Extreme events like droughts and floods can have significant impact on the environment and society. As a result effective water management strategies are necessary to limit and mitigate these impacts. In the past decade, the Netherlands has experienced several extreme drought events, raising increasing interest in adapting water management practices, traditionally focused on floods, to address droughts more directly and effectively.

Machine learning techniques have previously been tested for the same region in terms of seasonal forecasting¹  and projections² under different warming scenarios³, showing the additional benefit of these techniques in downscaling large-scale input data to local-scale relevant information for water managers.

This recent work aims to go a step further to explore water management options for drought mitigation by incorporating machine learning in a framework of hydrological simulations, water management scenarios and impact functions. By incorporating the insights gained from previous work, a closer focus is given on human aspects and its impact on local drought management.

We developed a Multi-Target Long Short-Term Memory (LSTM) model which facilitates the exploration of different water management options. An essential finding is that taking proactive actions earlier can further limit drought impacts and help to mitigate long recovery periods that would have been observed otherwise. With the Multi-LSTM water management model we can potentially reduce drought impact by 3-5% for the droughts in 2003, 2015 and 2018. As a results, this work yields valuable insights for operational water management and potential improvements in water management strategies with machine learning techniques to effectively address future drought events.
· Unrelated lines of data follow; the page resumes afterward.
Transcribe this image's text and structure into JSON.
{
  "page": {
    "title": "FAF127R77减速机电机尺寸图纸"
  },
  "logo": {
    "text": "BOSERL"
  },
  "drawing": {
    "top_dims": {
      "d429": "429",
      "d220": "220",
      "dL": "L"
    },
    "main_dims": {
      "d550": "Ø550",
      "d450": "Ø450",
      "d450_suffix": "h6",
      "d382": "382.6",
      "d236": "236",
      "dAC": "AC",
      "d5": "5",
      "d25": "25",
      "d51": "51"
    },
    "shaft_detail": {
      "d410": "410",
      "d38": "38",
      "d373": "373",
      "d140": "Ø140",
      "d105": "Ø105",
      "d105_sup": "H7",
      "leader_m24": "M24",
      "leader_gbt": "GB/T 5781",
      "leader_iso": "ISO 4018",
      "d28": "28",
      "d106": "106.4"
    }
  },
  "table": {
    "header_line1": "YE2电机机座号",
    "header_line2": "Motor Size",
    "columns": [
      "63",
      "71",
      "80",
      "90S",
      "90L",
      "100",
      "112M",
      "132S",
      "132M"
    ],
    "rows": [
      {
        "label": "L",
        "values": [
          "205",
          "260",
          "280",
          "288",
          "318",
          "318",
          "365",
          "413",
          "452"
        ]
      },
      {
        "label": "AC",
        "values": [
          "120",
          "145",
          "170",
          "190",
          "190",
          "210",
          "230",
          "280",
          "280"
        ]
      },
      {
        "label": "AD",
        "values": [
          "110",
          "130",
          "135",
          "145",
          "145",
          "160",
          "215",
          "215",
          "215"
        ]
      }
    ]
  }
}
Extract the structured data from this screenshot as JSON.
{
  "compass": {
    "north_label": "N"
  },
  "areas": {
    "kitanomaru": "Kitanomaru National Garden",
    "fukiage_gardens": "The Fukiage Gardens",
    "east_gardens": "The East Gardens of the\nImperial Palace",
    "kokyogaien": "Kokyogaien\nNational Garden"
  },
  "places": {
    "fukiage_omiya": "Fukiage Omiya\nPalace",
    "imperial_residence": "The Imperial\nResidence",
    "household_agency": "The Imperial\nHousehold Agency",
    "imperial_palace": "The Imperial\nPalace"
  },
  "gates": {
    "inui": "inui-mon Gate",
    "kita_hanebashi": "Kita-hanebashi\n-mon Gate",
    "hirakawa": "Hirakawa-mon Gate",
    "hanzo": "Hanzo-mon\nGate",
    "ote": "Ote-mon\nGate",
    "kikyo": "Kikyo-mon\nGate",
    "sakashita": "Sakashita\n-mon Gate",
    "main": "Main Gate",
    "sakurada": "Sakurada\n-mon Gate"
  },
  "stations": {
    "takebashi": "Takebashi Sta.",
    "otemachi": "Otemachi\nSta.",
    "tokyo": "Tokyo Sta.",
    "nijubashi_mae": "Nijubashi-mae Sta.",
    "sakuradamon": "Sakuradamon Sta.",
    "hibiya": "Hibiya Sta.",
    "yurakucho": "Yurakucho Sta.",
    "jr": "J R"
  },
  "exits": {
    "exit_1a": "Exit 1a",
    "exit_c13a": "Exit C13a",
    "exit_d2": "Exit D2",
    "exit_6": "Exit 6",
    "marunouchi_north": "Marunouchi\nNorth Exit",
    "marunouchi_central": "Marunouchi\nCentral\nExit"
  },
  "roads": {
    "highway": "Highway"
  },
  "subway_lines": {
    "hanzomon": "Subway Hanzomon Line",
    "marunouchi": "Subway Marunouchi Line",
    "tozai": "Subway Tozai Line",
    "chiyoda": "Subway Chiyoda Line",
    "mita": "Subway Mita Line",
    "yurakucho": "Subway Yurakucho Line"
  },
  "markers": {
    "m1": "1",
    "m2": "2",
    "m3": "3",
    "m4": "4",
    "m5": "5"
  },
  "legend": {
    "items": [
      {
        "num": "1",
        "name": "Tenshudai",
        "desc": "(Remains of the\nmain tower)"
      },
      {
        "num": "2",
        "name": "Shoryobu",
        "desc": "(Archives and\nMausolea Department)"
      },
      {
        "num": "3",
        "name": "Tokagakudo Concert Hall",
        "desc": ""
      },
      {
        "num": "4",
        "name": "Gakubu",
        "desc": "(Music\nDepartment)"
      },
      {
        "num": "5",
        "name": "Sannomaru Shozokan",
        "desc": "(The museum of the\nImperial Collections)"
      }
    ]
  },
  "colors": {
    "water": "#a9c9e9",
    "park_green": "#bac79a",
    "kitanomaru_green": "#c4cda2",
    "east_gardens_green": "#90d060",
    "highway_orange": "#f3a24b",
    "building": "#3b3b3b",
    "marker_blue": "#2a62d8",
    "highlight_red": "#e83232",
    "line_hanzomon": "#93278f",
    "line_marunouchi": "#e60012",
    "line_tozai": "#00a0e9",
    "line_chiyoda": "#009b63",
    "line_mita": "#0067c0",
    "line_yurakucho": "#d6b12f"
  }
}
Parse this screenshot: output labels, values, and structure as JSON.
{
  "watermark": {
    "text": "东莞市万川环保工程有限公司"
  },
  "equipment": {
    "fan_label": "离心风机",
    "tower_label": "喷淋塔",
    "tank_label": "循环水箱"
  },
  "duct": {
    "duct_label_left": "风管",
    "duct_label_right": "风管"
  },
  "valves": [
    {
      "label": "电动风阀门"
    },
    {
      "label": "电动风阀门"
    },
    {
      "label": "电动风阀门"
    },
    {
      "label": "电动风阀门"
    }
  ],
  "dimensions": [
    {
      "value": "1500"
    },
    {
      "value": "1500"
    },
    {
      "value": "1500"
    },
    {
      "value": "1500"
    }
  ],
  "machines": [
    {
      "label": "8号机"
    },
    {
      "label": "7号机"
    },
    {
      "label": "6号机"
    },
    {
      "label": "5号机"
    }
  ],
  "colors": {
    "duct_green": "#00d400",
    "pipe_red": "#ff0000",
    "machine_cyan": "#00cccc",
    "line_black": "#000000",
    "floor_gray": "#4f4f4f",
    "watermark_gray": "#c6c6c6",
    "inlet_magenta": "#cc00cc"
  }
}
¹⁾ Hauswirth, S. M., Bierkens, M. F. P., Beijk, V., and Wanders, N.: The suitability of a seasonal ensemble hybrid framework including data-driven approaches for hydrological forecasting, Hydrol. Earth Syst. Sci., 27, 501–517, https://doi.org/10.5194/hess-27-501-2023, 2023.

²⁾ Hauswirth SM, van der Wiel K, Bierkens MFP, Beijk V and Wanders N (2023) Simulating hydrological extremes for different warming levels–combining large scale climate ensembles with local observation based machine learning models. Front. Water 5:1108108. doi: 10.3389/frwa.2023.1108108

³⁾ Van der Wiel, K., Wanders, N., Selten, F. M., & Bierkens, M. F. P. (2019). Added value of large ensemble simulations for assessing extreme river discharge in a 2 °C warmer world. Geophysical Research Letters, 46, 2093– 2102.